By MP F on 04/12/2008 1:28 pm
Buh-Bye Hillary Hillary Buh-Bye
Mary, These have been on my to go list as soon as over in So of France permanently…thank you for the wonderful entree…I’ll read more now. My first education was in design, which helps a little, but I think the response to a creation, as an answer to all creation, is visceral. Here this is, and there you are, and we are all connected in this coruscatingly dazzling thing. And the degree of response is in relationship to the aliveness in you. Interesting isn’t how everything is recreated again by the observer. It would be terrific if you could put together a list of your favorite books….you have such exceptional taste and such a wide view. Thanks again.
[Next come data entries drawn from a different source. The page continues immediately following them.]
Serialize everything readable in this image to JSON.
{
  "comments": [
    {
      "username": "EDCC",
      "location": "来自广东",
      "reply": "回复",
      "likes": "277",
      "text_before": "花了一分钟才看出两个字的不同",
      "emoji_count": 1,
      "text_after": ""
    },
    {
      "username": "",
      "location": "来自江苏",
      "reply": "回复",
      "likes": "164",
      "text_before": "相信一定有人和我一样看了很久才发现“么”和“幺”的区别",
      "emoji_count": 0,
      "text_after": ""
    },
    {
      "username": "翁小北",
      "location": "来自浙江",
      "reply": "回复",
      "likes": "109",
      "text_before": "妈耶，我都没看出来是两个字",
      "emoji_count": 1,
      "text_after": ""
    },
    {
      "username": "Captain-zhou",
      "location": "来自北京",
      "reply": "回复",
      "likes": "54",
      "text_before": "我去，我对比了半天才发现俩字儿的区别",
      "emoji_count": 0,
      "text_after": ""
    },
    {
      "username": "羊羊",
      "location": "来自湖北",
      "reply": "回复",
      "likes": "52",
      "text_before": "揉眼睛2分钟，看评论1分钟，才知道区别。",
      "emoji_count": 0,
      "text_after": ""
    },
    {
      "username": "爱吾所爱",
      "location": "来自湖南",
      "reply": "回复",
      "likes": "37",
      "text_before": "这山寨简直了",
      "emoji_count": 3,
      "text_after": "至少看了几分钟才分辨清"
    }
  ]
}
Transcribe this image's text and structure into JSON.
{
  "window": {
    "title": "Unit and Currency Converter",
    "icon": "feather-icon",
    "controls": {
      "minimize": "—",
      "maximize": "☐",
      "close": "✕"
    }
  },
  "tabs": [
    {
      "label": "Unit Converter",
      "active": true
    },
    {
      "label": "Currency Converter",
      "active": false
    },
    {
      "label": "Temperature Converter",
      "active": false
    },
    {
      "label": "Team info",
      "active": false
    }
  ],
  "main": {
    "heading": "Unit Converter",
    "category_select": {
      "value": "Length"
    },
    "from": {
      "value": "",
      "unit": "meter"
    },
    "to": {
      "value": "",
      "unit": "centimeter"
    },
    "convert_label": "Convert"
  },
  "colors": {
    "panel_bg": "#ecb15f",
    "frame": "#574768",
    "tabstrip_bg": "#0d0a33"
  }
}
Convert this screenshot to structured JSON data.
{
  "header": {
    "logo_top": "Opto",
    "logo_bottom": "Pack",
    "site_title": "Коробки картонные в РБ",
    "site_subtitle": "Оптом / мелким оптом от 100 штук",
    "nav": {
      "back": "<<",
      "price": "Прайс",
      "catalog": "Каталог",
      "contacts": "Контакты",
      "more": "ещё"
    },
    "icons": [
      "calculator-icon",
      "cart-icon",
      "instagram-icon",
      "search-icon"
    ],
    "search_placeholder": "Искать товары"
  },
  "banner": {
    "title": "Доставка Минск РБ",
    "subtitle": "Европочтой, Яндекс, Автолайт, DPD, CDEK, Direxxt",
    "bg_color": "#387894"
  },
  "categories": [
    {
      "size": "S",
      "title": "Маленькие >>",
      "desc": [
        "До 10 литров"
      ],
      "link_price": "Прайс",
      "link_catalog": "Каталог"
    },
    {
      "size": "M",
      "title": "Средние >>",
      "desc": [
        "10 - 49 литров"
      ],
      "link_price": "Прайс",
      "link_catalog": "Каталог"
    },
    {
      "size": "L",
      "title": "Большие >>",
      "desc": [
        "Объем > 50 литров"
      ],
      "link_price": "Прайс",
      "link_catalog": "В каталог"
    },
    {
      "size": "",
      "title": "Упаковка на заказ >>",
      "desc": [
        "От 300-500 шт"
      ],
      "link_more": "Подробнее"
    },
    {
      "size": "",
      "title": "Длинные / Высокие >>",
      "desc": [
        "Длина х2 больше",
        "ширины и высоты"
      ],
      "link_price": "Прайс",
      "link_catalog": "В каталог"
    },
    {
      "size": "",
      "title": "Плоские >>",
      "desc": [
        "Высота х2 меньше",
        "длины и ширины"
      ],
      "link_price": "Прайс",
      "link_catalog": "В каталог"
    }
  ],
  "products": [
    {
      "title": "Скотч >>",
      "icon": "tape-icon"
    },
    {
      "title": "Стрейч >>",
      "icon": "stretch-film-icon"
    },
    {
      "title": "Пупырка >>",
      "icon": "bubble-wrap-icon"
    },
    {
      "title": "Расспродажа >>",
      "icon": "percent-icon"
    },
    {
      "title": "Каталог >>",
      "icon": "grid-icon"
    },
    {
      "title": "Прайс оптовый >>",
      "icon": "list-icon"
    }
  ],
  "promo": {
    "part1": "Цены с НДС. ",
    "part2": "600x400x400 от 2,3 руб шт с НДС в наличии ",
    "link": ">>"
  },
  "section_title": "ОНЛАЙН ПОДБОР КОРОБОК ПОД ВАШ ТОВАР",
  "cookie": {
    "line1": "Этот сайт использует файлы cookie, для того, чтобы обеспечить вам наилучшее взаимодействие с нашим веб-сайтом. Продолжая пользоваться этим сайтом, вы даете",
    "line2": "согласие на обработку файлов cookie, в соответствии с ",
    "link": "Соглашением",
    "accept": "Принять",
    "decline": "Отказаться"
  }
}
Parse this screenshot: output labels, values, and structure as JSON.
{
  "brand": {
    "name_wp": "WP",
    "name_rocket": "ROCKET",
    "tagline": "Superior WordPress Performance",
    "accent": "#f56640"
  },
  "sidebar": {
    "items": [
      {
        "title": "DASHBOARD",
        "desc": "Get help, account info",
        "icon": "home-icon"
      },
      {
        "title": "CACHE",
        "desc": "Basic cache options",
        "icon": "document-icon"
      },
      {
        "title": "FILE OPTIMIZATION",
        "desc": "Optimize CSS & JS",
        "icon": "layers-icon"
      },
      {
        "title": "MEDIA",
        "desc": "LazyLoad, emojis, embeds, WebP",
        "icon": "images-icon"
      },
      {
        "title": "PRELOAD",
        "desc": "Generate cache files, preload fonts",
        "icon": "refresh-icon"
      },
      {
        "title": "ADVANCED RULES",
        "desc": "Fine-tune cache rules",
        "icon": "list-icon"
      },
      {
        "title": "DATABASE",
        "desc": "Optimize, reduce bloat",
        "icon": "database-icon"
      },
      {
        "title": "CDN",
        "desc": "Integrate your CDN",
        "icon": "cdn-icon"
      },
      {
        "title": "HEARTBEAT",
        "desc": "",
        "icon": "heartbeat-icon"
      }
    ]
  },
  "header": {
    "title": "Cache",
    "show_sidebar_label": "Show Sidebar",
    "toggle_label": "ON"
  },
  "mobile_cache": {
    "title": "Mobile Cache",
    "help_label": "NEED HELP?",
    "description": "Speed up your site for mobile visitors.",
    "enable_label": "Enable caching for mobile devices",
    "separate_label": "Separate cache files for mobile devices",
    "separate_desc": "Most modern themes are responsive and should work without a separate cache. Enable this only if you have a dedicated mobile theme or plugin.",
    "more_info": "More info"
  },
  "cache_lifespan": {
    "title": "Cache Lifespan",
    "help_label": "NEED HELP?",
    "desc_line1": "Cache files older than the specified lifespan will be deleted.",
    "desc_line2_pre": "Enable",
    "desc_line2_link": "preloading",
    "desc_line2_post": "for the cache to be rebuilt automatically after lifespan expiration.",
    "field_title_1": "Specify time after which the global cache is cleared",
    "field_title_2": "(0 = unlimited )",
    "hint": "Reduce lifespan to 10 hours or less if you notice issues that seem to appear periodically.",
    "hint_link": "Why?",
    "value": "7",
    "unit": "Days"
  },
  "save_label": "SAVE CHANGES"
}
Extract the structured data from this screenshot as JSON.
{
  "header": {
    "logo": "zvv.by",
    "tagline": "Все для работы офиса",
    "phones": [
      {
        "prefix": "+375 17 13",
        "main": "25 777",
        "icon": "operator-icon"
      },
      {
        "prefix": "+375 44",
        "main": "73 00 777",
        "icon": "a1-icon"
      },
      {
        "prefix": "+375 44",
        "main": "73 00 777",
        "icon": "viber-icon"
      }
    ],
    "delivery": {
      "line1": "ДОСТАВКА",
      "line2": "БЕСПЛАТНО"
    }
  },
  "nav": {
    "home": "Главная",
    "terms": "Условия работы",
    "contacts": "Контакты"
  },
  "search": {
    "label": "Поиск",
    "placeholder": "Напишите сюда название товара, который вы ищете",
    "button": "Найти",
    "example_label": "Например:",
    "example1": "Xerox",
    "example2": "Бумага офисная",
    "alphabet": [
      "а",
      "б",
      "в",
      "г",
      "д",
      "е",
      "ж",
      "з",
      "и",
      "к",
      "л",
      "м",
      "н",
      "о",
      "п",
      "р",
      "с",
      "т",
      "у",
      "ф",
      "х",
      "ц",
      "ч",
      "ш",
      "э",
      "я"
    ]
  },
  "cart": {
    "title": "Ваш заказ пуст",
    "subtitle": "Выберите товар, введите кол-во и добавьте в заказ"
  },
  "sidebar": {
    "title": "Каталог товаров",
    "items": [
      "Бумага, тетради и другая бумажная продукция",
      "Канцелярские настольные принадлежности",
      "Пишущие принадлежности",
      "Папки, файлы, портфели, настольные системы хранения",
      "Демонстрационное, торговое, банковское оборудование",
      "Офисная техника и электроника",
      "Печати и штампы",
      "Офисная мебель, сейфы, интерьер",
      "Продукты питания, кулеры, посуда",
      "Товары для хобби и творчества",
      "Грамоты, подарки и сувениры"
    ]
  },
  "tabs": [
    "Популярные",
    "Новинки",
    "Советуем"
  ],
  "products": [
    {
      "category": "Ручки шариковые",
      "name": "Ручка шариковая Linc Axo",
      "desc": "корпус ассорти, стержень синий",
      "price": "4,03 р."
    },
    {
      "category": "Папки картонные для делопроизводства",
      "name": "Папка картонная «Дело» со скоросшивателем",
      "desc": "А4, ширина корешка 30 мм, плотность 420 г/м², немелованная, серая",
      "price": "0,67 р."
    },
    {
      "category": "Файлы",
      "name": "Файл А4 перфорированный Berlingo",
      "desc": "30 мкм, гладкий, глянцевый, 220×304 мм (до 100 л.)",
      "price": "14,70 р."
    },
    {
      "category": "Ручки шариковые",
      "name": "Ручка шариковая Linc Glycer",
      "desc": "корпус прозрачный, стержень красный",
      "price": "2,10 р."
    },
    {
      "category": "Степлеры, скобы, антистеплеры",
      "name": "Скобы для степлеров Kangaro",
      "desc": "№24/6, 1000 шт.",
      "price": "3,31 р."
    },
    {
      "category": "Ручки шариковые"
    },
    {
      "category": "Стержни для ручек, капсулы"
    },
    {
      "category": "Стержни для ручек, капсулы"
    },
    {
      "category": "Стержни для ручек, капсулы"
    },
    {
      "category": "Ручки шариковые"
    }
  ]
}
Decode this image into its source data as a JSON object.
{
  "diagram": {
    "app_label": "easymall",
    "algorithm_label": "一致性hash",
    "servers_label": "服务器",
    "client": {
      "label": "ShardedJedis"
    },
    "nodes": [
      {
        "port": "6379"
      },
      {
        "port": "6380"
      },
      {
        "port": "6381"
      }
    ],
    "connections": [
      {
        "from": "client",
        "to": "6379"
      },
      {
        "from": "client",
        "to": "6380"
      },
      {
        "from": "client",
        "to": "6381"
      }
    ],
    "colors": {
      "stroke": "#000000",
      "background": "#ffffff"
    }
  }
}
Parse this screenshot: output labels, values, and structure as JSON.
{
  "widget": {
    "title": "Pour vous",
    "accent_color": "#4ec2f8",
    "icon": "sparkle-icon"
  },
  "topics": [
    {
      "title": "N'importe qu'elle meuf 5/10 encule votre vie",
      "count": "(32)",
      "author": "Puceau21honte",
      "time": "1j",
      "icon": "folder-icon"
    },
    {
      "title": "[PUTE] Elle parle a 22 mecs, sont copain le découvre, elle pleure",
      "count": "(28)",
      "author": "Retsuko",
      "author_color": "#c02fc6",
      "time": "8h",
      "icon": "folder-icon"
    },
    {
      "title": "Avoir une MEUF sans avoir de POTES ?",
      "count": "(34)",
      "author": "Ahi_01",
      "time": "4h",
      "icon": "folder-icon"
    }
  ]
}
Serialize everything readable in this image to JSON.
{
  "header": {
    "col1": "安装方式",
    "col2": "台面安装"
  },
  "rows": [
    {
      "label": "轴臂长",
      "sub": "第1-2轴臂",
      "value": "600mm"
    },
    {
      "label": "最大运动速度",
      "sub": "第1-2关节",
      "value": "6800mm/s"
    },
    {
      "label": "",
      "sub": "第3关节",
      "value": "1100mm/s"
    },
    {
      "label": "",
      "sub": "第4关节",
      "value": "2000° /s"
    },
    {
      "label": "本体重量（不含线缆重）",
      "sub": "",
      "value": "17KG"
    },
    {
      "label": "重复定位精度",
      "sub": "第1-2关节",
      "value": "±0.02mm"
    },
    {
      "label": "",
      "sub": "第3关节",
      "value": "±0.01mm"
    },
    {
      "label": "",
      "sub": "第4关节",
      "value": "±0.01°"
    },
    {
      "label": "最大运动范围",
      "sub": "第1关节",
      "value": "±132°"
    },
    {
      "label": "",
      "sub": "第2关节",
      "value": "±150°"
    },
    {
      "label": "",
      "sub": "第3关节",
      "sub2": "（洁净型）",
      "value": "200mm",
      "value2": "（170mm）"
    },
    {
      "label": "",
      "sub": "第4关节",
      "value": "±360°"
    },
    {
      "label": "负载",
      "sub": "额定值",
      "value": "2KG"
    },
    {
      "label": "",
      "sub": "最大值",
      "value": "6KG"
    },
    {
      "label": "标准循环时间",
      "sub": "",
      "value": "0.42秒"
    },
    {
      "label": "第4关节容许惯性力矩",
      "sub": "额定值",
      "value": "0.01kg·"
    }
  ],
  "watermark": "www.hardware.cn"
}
By Buh-Bye Hillary Hillary Buh-Bye on 04/12/2008 1:45 pm
Kay Sara
Museum of Contemporary Art in Detroit is probably the antithesis of Gehry - (MoCad is in an old car dealership) however it is the most thought provoking art museum I have ever been in and I have been to the museums in London and NYC to name a few. I am always in art museums raising my artist son. I know not too many find there way to Detroit, but if you ever find yourself here MoCAD is so worth seeing. AWESOME - but not eyecandy in the Gehry sense. Mind Candy.